大殿眼裏帶着驚異和讚賞:“一個多月就完成對疫雲的完全控制。看來你不僅基礎打得好,平時也很刻苦。”
“正好,我會在上州呆一段時間,修練上有什麼疑問,可以問我。”
他拉着長默的手,從外院穿過垂花門,經過中庭,進入內院。
兩人一高一矮,大的親密,小的恭順,兩人的外形都是好坯子,走入幽深如畫的庭院之中,自成一道風景。
“唉、唉!”
身後的公公插不進去,又不敢攔,心急如焚,最後只好暗暗跺腳,去安排住處了。
大殿這一次只帶了一個貼身小僮,十一二歲,白白淨淨的,應該是宮裏的小太監。一落腳在打點行李,末了指揮着兩個侍僕扛着他收拾出來的兩隻箱子,自己則拎鳥籠子,裏面大殿的那隻黑羽靈鳥正撲着翅膀洗澡,絲毫不被環境打擾。
“公公。”小僮看到公公,笑嘻嘻地給他打招呼。
“g,小傢伙,你叫什麼名字?”
“回公公,小的小寧子。”
公公拉過小寧子,一顆小金豆順勢就滾入小寧子的小手,公公捏捏他的手心,壓低聲音:“大殿在渭京好端端地,怎麼突然想來上州了?”

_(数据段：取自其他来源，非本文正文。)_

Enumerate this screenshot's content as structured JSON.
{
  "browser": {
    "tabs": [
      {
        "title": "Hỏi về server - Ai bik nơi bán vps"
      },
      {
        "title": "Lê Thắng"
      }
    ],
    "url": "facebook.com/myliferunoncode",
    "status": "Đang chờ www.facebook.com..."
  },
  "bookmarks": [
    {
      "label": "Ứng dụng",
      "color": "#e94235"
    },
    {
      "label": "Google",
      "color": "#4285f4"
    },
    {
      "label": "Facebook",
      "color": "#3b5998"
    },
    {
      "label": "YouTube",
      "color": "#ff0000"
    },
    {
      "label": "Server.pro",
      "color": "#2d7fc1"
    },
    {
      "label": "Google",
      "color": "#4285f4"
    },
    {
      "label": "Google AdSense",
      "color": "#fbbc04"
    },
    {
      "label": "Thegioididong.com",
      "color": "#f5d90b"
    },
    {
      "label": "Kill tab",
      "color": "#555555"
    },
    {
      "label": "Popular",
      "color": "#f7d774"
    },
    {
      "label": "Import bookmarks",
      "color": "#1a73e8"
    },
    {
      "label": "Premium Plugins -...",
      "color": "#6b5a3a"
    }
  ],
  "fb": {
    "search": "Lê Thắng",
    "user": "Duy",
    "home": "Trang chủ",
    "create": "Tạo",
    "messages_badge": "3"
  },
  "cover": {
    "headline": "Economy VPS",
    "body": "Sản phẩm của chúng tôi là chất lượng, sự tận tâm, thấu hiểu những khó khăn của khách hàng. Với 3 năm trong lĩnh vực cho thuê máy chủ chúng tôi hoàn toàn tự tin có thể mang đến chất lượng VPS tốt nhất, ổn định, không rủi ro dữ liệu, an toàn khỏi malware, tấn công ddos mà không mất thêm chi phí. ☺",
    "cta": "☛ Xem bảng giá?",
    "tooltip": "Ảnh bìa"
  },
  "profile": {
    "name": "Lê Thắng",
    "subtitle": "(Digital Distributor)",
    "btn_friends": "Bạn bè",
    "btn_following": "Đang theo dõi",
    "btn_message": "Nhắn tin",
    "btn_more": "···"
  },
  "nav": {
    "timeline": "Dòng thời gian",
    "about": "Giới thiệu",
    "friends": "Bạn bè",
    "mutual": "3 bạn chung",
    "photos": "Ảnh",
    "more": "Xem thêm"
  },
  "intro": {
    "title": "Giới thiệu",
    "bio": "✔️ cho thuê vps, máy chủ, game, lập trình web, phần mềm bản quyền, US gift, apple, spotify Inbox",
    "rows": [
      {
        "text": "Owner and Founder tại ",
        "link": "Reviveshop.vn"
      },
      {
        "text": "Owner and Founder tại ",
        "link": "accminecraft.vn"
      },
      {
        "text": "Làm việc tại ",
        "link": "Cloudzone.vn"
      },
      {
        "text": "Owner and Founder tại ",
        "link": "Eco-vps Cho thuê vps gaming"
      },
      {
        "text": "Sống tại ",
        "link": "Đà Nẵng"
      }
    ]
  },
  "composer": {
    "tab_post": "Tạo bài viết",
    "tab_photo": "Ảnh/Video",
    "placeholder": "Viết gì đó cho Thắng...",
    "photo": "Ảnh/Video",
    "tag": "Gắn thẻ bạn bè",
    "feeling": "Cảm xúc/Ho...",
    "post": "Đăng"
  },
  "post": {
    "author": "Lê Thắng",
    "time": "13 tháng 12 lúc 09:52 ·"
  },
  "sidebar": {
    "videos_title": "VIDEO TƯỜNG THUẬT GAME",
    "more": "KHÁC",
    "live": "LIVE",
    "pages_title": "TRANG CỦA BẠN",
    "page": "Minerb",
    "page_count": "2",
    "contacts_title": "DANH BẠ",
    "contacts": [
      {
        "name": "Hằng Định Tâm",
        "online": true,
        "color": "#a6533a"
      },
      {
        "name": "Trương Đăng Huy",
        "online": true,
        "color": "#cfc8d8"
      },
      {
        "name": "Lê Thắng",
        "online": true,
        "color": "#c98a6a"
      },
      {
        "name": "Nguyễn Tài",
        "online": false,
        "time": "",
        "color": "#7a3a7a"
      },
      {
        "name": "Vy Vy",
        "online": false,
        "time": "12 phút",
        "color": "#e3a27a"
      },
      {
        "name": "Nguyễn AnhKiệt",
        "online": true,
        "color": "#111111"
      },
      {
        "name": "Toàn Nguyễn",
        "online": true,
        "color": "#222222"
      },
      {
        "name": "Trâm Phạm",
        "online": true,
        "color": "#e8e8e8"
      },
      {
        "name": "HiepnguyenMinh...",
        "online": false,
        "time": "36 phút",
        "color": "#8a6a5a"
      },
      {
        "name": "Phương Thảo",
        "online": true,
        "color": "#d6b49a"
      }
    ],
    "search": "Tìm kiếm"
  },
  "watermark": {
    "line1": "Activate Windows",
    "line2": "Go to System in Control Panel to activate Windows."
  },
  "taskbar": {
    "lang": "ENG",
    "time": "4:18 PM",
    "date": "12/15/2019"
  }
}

“公公,主子的事,我怎麼清楚。”小寧子一本正經道,然而捏捏手裏的金豆子,又道:“不過,我有聽過其他的爺爺閒話,貌似近來尾海有點動靜,正巧,靈公子想喫魚了,大殿在京中呆得無聊,就出來散散心了。”他說着衝鳥籠努努嘴,又咧嘴衝公公露出一個大大的笑容,齜出一口白牙,顯然對收入很滿意。
這倒是大殿一慣來的風格,德勝點點頭,只不過看這個小寧子一副滑頭的樣子,也不知道說的是真是假。
那一邊,一大一小到了內室,互相幫忙除了外面袍帽,大殿拿着熱毛巾試過臉,又拉着長默在另一盆清水上一起洗了手。他的態度親密,完全是以對待晚輩的方式對待長默,長默倒是沒有那麼拘謹了,然而心裏一直在暗暗祈禱,希望啓淳不要突然給他來個狀況外。
“在這裏住得慣嗎?”
“住得慣,這裏比大元府好。”
“唔……”廊下,兩人坐着面對面,大殿再次端詳着長默:“你不問問啓淳的情況?”
前一刻才放鬆了些下一刻又提了起來,長默努力控制面上的表情:
“……草民對殿下自然十分掛念。他、他還好嗎?”
“我也不知道。”大殿悠悠道。
長默:“……”
兩個人聊着天,還一起用膳,提着鳥籠的小寧子將鳥掛到廊下,長默一顆心被大殿逗得一起一伏的,爲了轉移注意力,就去逗鳥,那鳥有點兇,動作又無比敏捷,張嘴就來啄長默。風涯大殿一句“小心”還沒有出口完全,卻見那鳥半途遲疑地頓了頓,鳥喙擦過長默的手,在上面輕輕地蹭了蹭。
“咦。”大殿驚異。
長默訕訕,知道自己冒失了,趕忙縮回手。
大殿卻是饒富趣味,道:“你再試試。”
長默只好將手再次伸了過去,希望籠裏的鳥大爺給面子,不要拿他的手當火腿腸來啃。
“你是誰?”籠裏傳來生硬的鳥語。
“我叫長默。”
“啾啾啾,手拿開,不好喫。”那鳥拍着翅膀道,雖然這麼說,卻將鳥頭湊了過來,尖銳的鳥喙擦過長默的指尖,又在上面蹭了蹭。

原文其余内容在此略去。